Collaborando con alcune forze dell’ordine ho avuto modo di visionare vari filmati e in questa ricerca è risultato evidente che negli scontri fisici tra forze dell’ordine e manifestanti, i quali molto spesso utilizzano, bastoni, coltelli, spranghe e altri oggetti contundenti , le parate doppie sono risultate le più sicure e le maggiormente idonee a proteggersi contro questi tipi di assalto, dando la possibilità immediata di bloccare o colpire l’attaccante.
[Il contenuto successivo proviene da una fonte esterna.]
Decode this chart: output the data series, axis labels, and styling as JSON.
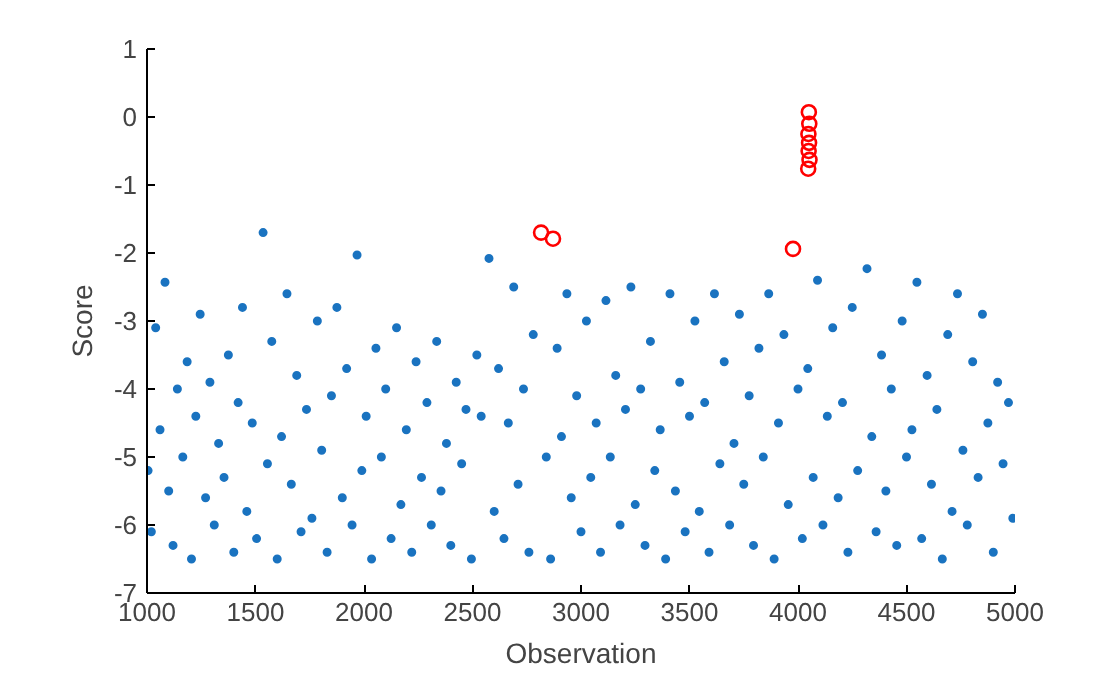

L’aspetto che balza maggiormente all’occhio in questa ricerca, è sicuramente quello che in questi casi le parate doppie non vengono intese solo come protezione ma soprattutto offrono la possibilità di contrattaccare con estrema rapidità e di accorciare   significativamente i tempi di risposta tra parata e contrattacco; tutto ciò  non solo a mani nude ma anche con l’ausilio di bastone, sfollagente o tonfa.
Nel karate antecedente al Maestro Funakoshi le parate doppie venivano utilizzate (vedi libro di  Choki Motobu) non tanto come “atto di esclusiva forza”, ma piuttosto come metodo di concatenamento tra la parata e contrattacco: in questo modo si dimezzava il tempo di risposta tra difesa contro attacco.
Risulta, quindi evidente che se vediamo tale tipo d’applicazione sotto questo punto di vista le parate doppie che troviamo nei kata del karate ci offrono la possibilità di difenderci contro attacchi forti e contundenti come pure contro attacchi ritmati o concatenati(renzuku-waza).
L’obiettivo di questo metodo di parare utilizzando le due braccia contemporaneamente appare evidente: si para un pugno o un calcio: simultaneamente si prepara l’altro arto ad annullare qualsiasi ulteriore attacco dell’avversario chiudendogli ogni possibilità di offesa mettendolo in condizione di non potersi sottrarre dal  nostro contrattacco. In questo modo la parata si può trasformare in tsukami-uke (parata con presa), o in tsukami-yose (parata con strattone).
L’atteggiamento (kutsu) deve essere quello di forza e allo stesso tempo di cedevolezza: il go e il ju. Anche quando ci si allena senza avversario l’idea è quella di sviluppare il metsuke (contatto con bersaglio immaginario); mentre nella realizzazione contro l’avversario la parata doppia deve servire a chiudergli la distanza, tirandolo, pressandolo e strattonandolo fino a chiudergli lo spazio vitale  annullandone ogni altra possibilità di replica.